Paulo Dybala si è confessato in una lunga intervista a Vanity Fair.
“Quando abbiamo un pallone tra i piedi, noi calciatori siamo felicissimi. Quello che succede dietro, nel retropalco, spesso non è proprio bellissimo. Chi diventa un calciatore quando arriva al mio livello? Il più delle volte un uomo molto solo”, le parole anche un po’ sorprendenti dell’attaccanter della Juventus.
“Dio ci dà un dono, ma poi quel dono va lavorato. Ne ho visti tanti di fenomeni nei settori giovanili. Ragazzi di cui dicevano: se solo avesse avuto la testa, avrebbe potuto essere Maradona o Messi. Ecco, io ho lavorato soprattutto per evitare questo”, ha continuato l’argentino.

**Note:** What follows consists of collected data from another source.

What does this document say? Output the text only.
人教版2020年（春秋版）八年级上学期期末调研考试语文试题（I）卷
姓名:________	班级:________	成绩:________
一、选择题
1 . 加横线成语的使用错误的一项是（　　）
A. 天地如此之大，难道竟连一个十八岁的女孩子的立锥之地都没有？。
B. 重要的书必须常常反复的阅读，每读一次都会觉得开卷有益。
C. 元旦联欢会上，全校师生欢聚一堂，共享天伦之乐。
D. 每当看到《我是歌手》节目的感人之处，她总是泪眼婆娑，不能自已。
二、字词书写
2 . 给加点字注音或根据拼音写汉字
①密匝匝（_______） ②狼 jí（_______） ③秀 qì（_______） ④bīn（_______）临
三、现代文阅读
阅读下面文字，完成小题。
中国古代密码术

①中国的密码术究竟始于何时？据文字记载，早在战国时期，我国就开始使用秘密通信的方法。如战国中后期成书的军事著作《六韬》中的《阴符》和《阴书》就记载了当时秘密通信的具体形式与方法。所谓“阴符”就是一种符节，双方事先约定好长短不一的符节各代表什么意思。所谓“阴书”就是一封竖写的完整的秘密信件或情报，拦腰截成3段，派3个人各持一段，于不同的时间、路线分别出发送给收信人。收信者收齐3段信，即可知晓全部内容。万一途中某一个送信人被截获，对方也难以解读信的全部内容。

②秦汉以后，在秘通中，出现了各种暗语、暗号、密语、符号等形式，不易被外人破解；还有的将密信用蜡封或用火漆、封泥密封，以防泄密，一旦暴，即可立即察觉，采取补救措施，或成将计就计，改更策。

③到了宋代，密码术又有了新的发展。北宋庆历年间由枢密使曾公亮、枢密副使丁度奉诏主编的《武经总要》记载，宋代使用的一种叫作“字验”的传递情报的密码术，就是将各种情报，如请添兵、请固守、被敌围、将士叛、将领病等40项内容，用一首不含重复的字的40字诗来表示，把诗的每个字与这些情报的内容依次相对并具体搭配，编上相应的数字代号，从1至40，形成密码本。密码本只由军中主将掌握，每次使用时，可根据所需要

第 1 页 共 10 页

Dybala era molto legato a papà Adolfo: “È morto per un tumore, quando avevo 15 anni. Fu un dolore fortissimo. Nei mesi precedenti non riusciva più a venirmi a trovare e il club mi fece andare a casa per un po’ di tempo. Sei mesi erano troppo pochi e mi venne la tentazione di mollare tutto. Forse un giorno lo ritroverò o forse no, a papà però penso sempre e gli dedico tutti i miei gol”.
“Quando ci riunivamo intorno al fuoco, da bambini, d’estate con i miei amici, esprimevo il desiderio di vincere il Pallone d’Oro. Sarebbe un messaggio importante per tanti bambini. Per tutti quelli che nati in un piccolo posto lontano dai grandi centri possono sperare di poter raccontare una storia simile alla mia”, ha raccontato il 24enne.
Sul no alla Nazionale: “Mi è stato chiesto di vestire l’azzurro e sono stato molto grato. Avevo 19 anni e rispondere ‘no, grazie’ fu dura. Ma sono argentino e sarebbe stato un inganno”.
Dybala dopo un grande avvio di campionato a suon di gol sta passando un momento meno prolifico in campo, anche se ha lasciato la sua firma a Napoli con un grande assist per Higuain. Sabato sera contro l’Inter Massimiliano Allegri dovrebbe affidarsi ancora a lui alle spalle del Pipita.